From the subsequent questionings of our people North about how things looked in Richmond during the war, I gathered that they all entertained erroneous impressions about the conditions of affairs in that city at that time. I have been trying to describe them from a Unionist's standpoint. Though it had been in a state of siege at the time of which I write, and was apparently cut off from the balance of the world for a year, yet there was absolutely nothing in the general appearance of things in the streets to indicate that the city suffered in the least from the blockade.
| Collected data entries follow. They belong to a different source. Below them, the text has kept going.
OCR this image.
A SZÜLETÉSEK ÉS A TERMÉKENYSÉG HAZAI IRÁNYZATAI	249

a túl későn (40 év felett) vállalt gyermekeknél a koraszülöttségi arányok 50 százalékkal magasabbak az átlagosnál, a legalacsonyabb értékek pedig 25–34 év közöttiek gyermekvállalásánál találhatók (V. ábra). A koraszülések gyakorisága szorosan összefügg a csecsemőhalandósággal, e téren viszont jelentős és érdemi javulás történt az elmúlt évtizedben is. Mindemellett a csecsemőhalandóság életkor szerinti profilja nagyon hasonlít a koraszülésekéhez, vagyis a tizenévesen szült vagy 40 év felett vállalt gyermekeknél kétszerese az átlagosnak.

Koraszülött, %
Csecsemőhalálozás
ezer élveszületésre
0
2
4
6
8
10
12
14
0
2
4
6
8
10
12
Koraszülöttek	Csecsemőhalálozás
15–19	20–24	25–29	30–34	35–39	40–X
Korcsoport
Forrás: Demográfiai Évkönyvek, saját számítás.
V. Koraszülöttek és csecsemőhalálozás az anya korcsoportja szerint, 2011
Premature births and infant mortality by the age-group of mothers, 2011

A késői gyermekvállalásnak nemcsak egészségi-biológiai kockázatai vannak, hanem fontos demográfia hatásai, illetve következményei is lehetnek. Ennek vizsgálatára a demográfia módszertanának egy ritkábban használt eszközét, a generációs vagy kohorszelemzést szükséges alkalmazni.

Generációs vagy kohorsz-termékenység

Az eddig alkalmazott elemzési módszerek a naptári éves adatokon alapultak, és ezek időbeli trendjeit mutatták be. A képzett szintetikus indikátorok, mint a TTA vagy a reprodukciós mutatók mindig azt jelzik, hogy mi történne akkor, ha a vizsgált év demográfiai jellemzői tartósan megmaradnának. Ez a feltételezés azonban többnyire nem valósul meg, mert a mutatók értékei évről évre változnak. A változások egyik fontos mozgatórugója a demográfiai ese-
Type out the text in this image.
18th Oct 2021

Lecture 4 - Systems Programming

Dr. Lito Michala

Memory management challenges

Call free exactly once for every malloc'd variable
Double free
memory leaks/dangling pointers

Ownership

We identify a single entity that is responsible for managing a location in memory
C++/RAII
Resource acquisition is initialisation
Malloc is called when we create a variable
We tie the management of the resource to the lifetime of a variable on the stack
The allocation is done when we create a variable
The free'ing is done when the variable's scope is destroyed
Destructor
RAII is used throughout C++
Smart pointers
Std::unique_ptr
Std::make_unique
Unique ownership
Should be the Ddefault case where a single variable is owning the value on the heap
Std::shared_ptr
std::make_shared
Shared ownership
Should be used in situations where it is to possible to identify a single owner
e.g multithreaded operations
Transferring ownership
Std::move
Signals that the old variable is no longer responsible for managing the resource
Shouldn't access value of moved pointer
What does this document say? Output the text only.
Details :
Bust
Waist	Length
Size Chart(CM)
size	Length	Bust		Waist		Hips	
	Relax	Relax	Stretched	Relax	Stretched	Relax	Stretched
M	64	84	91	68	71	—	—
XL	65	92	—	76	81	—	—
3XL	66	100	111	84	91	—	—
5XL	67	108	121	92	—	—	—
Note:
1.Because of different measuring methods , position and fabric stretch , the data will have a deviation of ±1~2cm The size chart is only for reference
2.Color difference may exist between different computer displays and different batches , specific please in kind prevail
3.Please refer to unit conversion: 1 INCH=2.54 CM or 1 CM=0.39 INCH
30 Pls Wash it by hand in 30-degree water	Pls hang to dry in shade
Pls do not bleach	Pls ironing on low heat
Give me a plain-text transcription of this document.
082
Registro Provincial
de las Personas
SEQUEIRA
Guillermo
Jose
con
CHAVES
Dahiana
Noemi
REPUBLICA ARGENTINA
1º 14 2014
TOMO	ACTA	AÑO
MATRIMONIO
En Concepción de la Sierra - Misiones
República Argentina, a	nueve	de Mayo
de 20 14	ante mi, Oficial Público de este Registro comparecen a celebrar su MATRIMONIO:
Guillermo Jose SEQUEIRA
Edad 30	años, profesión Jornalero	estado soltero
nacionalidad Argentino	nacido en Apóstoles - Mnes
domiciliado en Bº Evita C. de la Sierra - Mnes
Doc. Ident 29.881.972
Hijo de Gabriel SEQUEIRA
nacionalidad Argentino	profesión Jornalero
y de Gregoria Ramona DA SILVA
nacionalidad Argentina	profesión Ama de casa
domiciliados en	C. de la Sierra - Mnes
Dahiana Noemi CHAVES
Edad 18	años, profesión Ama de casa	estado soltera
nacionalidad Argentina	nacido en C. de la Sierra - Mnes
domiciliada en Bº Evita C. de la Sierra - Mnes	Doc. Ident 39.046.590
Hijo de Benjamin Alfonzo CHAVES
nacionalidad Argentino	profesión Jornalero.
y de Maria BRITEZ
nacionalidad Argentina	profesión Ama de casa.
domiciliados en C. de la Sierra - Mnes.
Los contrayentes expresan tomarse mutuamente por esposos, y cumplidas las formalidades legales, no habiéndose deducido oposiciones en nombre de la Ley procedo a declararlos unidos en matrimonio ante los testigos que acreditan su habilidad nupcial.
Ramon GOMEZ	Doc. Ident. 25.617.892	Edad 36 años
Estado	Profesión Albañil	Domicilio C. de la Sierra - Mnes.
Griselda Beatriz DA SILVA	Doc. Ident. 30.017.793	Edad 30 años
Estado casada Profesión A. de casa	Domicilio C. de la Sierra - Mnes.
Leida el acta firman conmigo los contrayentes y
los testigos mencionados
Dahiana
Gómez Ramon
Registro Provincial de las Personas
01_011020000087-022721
It may be said that Richmond was very much like Washington at the same period, the principal difference being that the soldiers who thronged the streets and filled the saloons and houses of one city were in a gray uniform, while those in the other wore a blue. There was probably more of the blue boys loose in Washington than of the gray in Richmond, because the Confederate officials and, particularly, Provost-Marshal-General Winder, of Maryland, was able, with the despotic power granted him by the War Office, to prevent a great deal of straggling.
The weather was now settled into the regular Virginia winter, alternating into rain, snow, slush and sleet. Under these conditions it was impossible for either army to move, and, as a consequence, the city was soon filled full of officers from Manassas, who were on leave from their command, or of soldiers on furlough, or straggling deserters. No one will attempt to claim that the city at this time was orderly; in fact, the oldest citizens are ready to assert, even now, that, during the early winter months, the respectable portion of the community were in truth besieged in their own houses. It was scarcely safe for a lady to venture alone in certain portions of the town during the daytime, while at night the straggling furloughed officers and soldiers, under such conditions, on the same equality, had entire possession in the streets and certain parts of the city.
There was apparently no scarcity of money—such as it was—and there was not, that I can recall, any limit of the supply of whisky and all the other little attachments that the soldiers either in gray or in blue will have.
Main street, 1886, looked to me very much as it did in 1861 and 1862, except, perhaps, that on the occasion of my last visit the city presented to my eye somewhat the appearance of Sunday, in its general orderly and quiet bearing, as compared with the noisy, boisterous crowds that we saw on the streets daily in 1861 and 1862.